So gelingt gute Diversity-Arbeit: Eine Fahne macht noch keinen Sommer

Symbole sind wichtig. Aber für eine nachhaltige und glaubwürdige Diversity-Arbeit ist mehr gefordert, damit sich alle Mitarbeitenden wohl und sicher fühlen.

Regenbogenfahnen allerorten! Im Juli, im Pride Monat, zeigen auch in Berlin viele Einrichtungen, dass sie zu queeren Menschen stehen. Vor Unternehmensgebäuden wehen die bunten Flaggen, vor öffentlichen Institutionen ebenfalls. Zum Höhepunkt am Christopher Street Day ziehen auch viele Firmen mit Trucks auf die Parade. Verbunden mit großen Worten, wie wichtig der Einsatz für Vielfalt und marginalisierte Gruppen gerade in Zeiten wie diesen ist.

Jetzt, im November, sieht das meistens ganz anders aus. Sichtbare Solidarität mit queeren Menschen ist von Betrieben und Behörden öffentlich eher weniger wahrzunehmen.
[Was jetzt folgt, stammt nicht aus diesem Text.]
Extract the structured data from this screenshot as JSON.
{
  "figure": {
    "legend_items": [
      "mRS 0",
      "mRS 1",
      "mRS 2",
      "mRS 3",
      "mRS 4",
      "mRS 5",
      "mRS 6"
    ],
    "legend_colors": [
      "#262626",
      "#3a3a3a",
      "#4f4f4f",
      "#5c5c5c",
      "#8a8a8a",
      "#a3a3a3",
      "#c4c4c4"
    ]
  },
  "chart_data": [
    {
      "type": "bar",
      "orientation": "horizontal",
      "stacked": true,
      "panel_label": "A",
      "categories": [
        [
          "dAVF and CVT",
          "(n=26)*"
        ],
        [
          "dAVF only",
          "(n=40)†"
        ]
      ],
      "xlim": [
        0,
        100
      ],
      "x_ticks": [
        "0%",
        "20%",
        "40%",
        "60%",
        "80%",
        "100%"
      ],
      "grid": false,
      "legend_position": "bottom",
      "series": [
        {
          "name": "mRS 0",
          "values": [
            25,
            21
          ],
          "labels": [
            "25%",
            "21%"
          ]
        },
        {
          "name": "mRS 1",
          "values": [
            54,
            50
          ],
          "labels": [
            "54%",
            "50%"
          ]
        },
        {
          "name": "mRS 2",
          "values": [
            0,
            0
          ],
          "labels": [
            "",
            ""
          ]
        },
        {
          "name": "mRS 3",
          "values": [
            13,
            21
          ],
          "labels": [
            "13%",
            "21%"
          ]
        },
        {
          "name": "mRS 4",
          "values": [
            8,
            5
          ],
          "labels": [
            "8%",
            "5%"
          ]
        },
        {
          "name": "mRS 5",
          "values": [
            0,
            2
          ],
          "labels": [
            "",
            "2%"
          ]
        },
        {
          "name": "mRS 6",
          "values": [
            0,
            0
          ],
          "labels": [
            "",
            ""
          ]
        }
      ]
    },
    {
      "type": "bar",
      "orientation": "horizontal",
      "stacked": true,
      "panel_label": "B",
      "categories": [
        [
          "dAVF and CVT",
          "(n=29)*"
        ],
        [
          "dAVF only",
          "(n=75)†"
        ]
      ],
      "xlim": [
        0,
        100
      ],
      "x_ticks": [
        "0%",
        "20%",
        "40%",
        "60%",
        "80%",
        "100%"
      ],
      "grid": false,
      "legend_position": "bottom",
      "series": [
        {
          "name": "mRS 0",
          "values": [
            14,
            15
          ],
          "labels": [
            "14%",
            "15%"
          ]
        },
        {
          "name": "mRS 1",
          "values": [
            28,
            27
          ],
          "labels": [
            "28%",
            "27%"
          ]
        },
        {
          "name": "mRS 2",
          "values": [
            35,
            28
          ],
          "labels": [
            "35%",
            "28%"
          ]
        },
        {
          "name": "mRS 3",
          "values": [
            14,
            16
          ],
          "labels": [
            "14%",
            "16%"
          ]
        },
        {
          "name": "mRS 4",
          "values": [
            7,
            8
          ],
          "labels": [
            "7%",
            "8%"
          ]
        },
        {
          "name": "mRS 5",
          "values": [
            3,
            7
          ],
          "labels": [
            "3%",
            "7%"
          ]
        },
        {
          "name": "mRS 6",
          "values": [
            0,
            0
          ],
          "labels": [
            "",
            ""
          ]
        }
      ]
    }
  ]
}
Was zu der Frage führt: Wie sieht glaubwürdige Diversity-Arbeit aus, die mehr ist als nur symbolisch Flagge zeigen und die das ganze Jahr über Wirkung zeigt? Und zwar nicht nur beim Thema queere Arbeitskräfte, sondern auch in Bezug auf andere Vielfaltsaspekte. Wie werden Akzeptanz und Antidiskriminierung in Unternehmen nachhaltig gelebt? Gibt es Vorzeigestrategien, die als vorbildhaft gelten können?

Gar nicht so einfach, sagt Jo Labecka, tätig bei der Prout at Work-Foundation und dort zuständig für das Strategy- und Relationship Management. Diversity werde oft als riesengroßes Thema gesehen, das alle Bereiche überspannt. Das wirke aber erstmal eher überfordernd, sagt Labecka: „Manchmal wissen die Verantwortlichen nicht, worauf sie sich konzentrieren sollen, weil sie den Eindruck haben, alle Dimensionen müssten direkt mit einer Vielfalt von Maßnahmen abgedeckt werden.“

Gezielte Diversity-Arbeit funktioniere anders: Diese erkenne vielmehr als allererstes an, dass es die eine Lösung für Firmen gar nicht gibt. Jedes Unternehmen brauche eine eigene, für sich passende Strategie, die genau die relevanten Probleme im Betrieb angeht.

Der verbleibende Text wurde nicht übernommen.